Yesterday was the day that Chris Woollard, the FCA’s new CEO, stepped up to the plate and took command.
It began with the publication of the the FCA’s 2020/21 Business Plan
What followed was guidance to regulated firms about what can and cannot be said on pensions and retirement income
Earlier this month, the FCA published a joint statement with TPR and The Money and Pensions Service urging savers to stay calm and not rush into making any decisions about their pension in response to the coronavirus.
Taken together these initiatives demonstrate an intent to support people through this tough period and I urge you to read these documents as they get to the heart of how we are expected to behave as businesses and consumers to manage our way through this crisis and beyond.
The business plan
The FCA have 5 key priorities, the four that are external are in bold.
Transforming how we work and regulate
Enabling effective consumer investment decisions
Ensuring consumer credit markets work well
Making payments safe and accessible
Delivering fair value in a digital age
The FCA’s need to transform itself was obvious. It was and is too slow in dealing with matters – from authorisations to scams. The document is frank in accepting this. We must take Chris Woollard at his word, the FCA needs to transform itself if it is to stay a top regulator.
And in changing itself, it needs to change the way in which we make our financial decisions – particularly in a digital age. I hope that my firm , AgeWage, can be a part of that.
The transformation in the short term will be impeded by the logistical challenges of lock-down. The immediate priority is to protect people today. But it’s clear that in the aftermath of lockdown, transformation will be easier, though no less painful.
I applaud the FCA for publishing this document and – since I hope to work within its perimetre, I am very glad I can see its direction of travel – thank for sharing!

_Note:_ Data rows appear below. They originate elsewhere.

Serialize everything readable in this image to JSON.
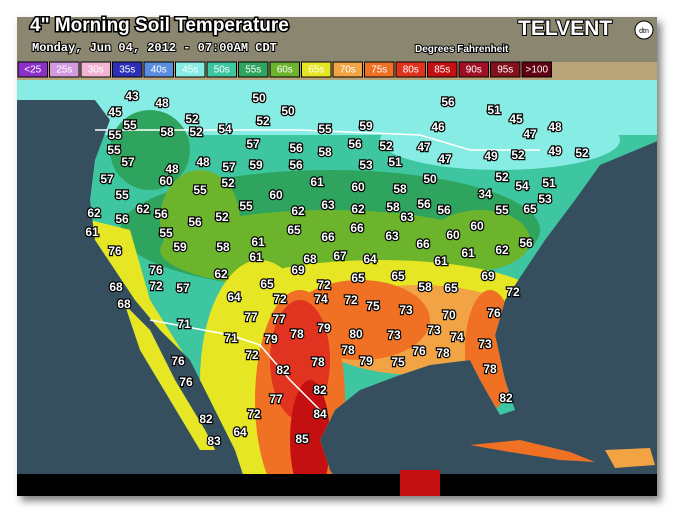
{
  "header": {
    "title": "4\" Morning Soil Temperature",
    "subtitle": "Monday, Jun 04, 2012 - 07:00AM CDT",
    "units": "Degrees Fahrenheit",
    "brand": "TELVENT",
    "brand_badge": "dtn"
  },
  "legend": [
    {
      "label": "<25",
      "color": "#8a2fc8"
    },
    {
      "label": "25s",
      "color": "#d49ae0"
    },
    {
      "label": "30s",
      "color": "#f2b4d4"
    },
    {
      "label": "35s",
      "color": "#2c30b8"
    },
    {
      "label": "40s",
      "color": "#5c8ee0"
    },
    {
      "label": "45s",
      "color": "#86ece4"
    },
    {
      "label": "50s",
      "color": "#3ec6a0"
    },
    {
      "label": "55s",
      "color": "#2ea45e"
    },
    {
      "label": "60s",
      "color": "#6cb42c"
    },
    {
      "label": "65s",
      "color": "#e6e624"
    },
    {
      "label": "70s",
      "color": "#f2a444"
    },
    {
      "label": "75s",
      "color": "#f07024"
    },
    {
      "label": "80s",
      "color": "#e03420"
    },
    {
      "label": "85s",
      "color": "#c41010"
    },
    {
      "label": "90s",
      "color": "#a01024"
    },
    {
      "label": "95s",
      "color": "#84101c"
    },
    {
      "label": ">100",
      "color": "#600010"
    }
  ],
  "temperatures": [
    43,
    48,
    50,
    50,
    56,
    51,
    45,
    48,
    45,
    55,
    52,
    52,
    54,
    55,
    59,
    46,
    47,
    55,
    58,
    52,
    57,
    56,
    58,
    56,
    52,
    47,
    49,
    52,
    49,
    52,
    55,
    57,
    48,
    48,
    57,
    59,
    56,
    53,
    51,
    47,
    57,
    60,
    52,
    61,
    60,
    58,
    50,
    52,
    51,
    54,
    55,
    55,
    60,
    34,
    53,
    62,
    56,
    62,
    56,
    55,
    62,
    63,
    62,
    58,
    56,
    56,
    55,
    65,
    61,
    56,
    52,
    55,
    65,
    66,
    66,
    63,
    60,
    60,
    63,
    76,
    59,
    58,
    61,
    61,
    68,
    67,
    64,
    66,
    61,
    61,
    62,
    56,
    69,
    76,
    62,
    65,
    65,
    69,
    68,
    72,
    57,
    65,
    72,
    58,
    65,
    72,
    68,
    64,
    72,
    74,
    72,
    75,
    73,
    71,
    77,
    77,
    79,
    70,
    76,
    79,
    78,
    80,
    73,
    73,
    74,
    71,
    78,
    73,
    72,
    79,
    75,
    76,
    78,
    76,
    82,
    78,
    78,
    76,
    82,
    77,
    82,
    84,
    82,
    72,
    83,
    64,
    85
  ]
}
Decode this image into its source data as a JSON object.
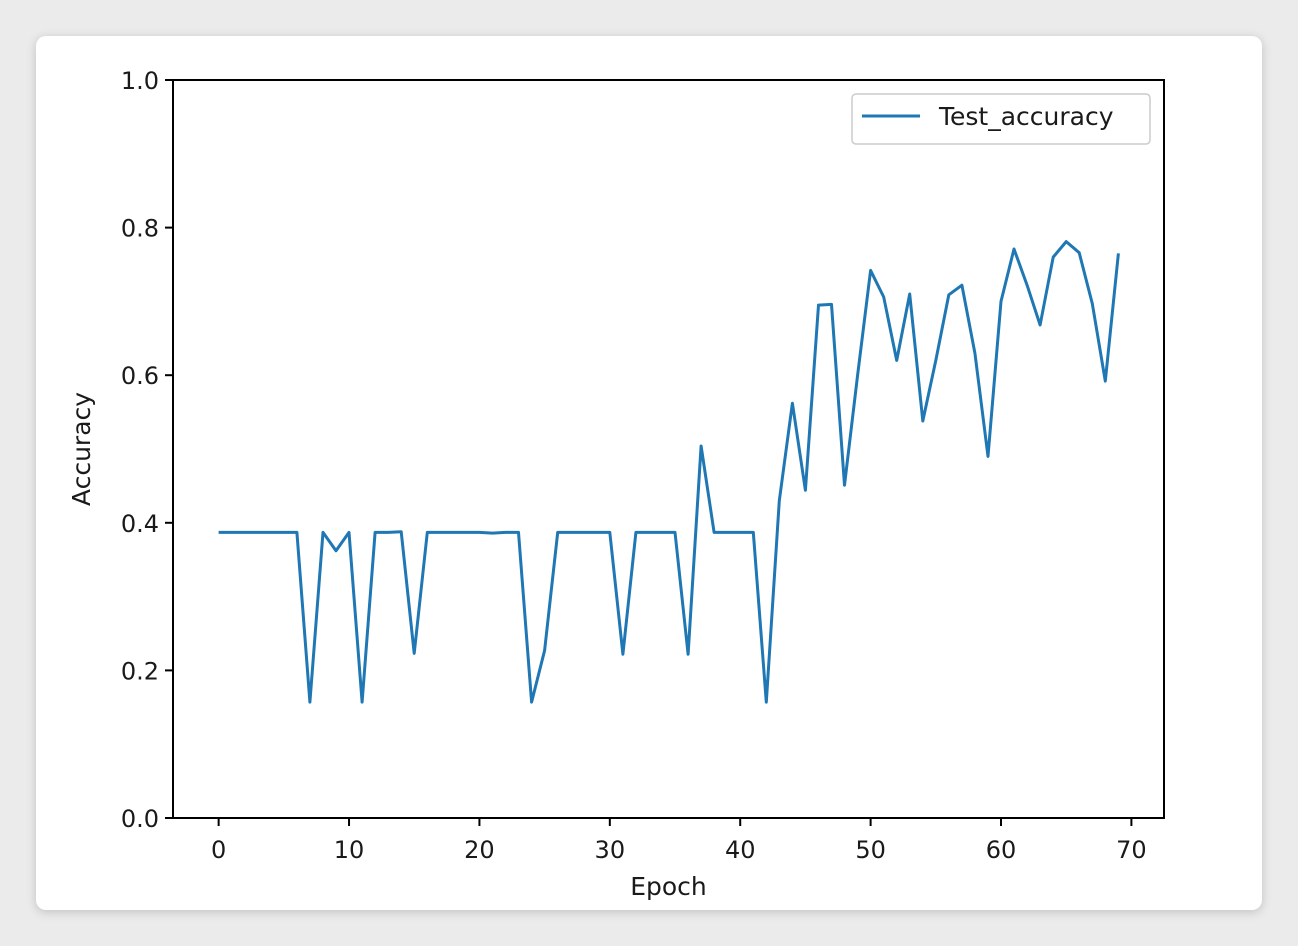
{
  "chart_data": {
    "type": "line",
    "title": "",
    "xlabel": "Epoch",
    "ylabel": "Accuracy",
    "xlim": [
      -3.5,
      72.5
    ],
    "ylim": [
      0.0,
      1.0
    ],
    "xticks": [
      0,
      10,
      20,
      30,
      40,
      50,
      60,
      70
    ],
    "yticks": [
      0.0,
      0.2,
      0.4,
      0.6,
      0.8,
      1.0
    ],
    "xtick_labels": [
      "0",
      "10",
      "20",
      "30",
      "40",
      "50",
      "60",
      "70"
    ],
    "ytick_labels": [
      "0.0",
      "0.2",
      "0.4",
      "0.6",
      "0.8",
      "1.0"
    ],
    "grid": false,
    "legend_position": "top-right",
    "series": [
      {
        "name": "Test_accuracy",
        "color": "#1f77b4",
        "x": [
          0,
          1,
          2,
          3,
          4,
          5,
          6,
          7,
          8,
          9,
          10,
          11,
          12,
          13,
          14,
          15,
          16,
          17,
          18,
          19,
          20,
          21,
          22,
          23,
          24,
          25,
          26,
          27,
          28,
          29,
          30,
          31,
          32,
          33,
          34,
          35,
          36,
          37,
          38,
          39,
          40,
          41,
          42,
          43,
          44,
          45,
          46,
          47,
          48,
          49,
          50,
          51,
          52,
          53,
          54,
          55,
          56,
          57,
          58,
          59,
          60,
          61,
          62,
          63,
          64,
          65,
          66,
          67,
          68,
          69
        ],
        "values": [
          0.387,
          0.387,
          0.387,
          0.387,
          0.387,
          0.387,
          0.387,
          0.157,
          0.387,
          0.362,
          0.387,
          0.157,
          0.387,
          0.387,
          0.388,
          0.223,
          0.387,
          0.387,
          0.387,
          0.387,
          0.387,
          0.386,
          0.387,
          0.387,
          0.157,
          0.227,
          0.387,
          0.387,
          0.387,
          0.387,
          0.387,
          0.222,
          0.387,
          0.387,
          0.387,
          0.387,
          0.222,
          0.504,
          0.387,
          0.387,
          0.387,
          0.387,
          0.157,
          0.43,
          0.562,
          0.444,
          0.695,
          0.696,
          0.451,
          0.6,
          0.742,
          0.706,
          0.62,
          0.71,
          0.538,
          0.62,
          0.709,
          0.722,
          0.63,
          0.49,
          0.7,
          0.771,
          0.722,
          0.668,
          0.76,
          0.781,
          0.766,
          0.697,
          0.592,
          0.765
        ]
      }
    ]
  }
}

Guidance on pensions and retirement income
Look what’s now top of the table of FCA risks for drawdown customers – sustainability of income in retirement. Make sure that enough of your clients’ income is secure. https://t.co/WWOQMwaa1s
— Adrian Boulding (@AdrianBoulding) April 7, 2020
A friend of mine messaged me wondering whether Adrian was tongue in cheek. No doubt Adrian will comment if I’m wrong, but I don’t think he was.
In the business plan, the FCA said
At present we see significant risk of harm in these markets, in part driven by the way consumers have been given additional responsibility for complex investment decisions, through the shift to Defined Contribution (DC) pensions and the Government’s 2015 pension freedoms.
Viewing the pension freedoms as creating “risk of harm” is a radical thing for the FCA to say. It is after all an organisation that reports to the Treasury, the architect and implementer of those freedoms.
The Guidance on pensions and retirement , published within hours of the Business Plan makes it clear that providers will be expected to be responsible – if not for advice – certainly for support to those taking tough decisions. I have jokingly likened the point at which most people take decisions on their pensions to the Strait of Hormuz, the current pandemic makes navigating that waterway look like an outing on Lady Lucy.
What can be said right now.
So it is good news that the FCA are now publishing guidance about the conversations that providers can have with customers at this time
It applies in the exceptional circumstances of the coronavirus pandemic and its impact on pension savers. It is not intended to apply in other circumstances.
What follows looks like a series of photo- captures from white-boards.
There are several pages looking at risky consumer behaviours , the bad outcomes that could follow and the kind of things that providers could say (without giving advice).
These statements go way beyond what is currently said, it may be that these are emergency measures, but it is hard to see how the genie can be put back in the bottle.
The FCA awakens
Whether it is new management , COVID19 – or part of a great masterplan, the two papers yesterday, and the consumer guidance last week show a quite different FCA.
We shouldn’t be surprised by anything in this current crisis , but I am greatly encouraged to see the FCA at last addressing these key issues.
- We do need a better way to explain to people the risks of liberating pension money
- We need to promote the need for a lifetime income – a wage in retirement.
- And the Government needs to take action to help people take good decisions in a digital age.
I’m very pleased that we will be doing just that and I’m glad that AgeWage will be doing it with the FCA.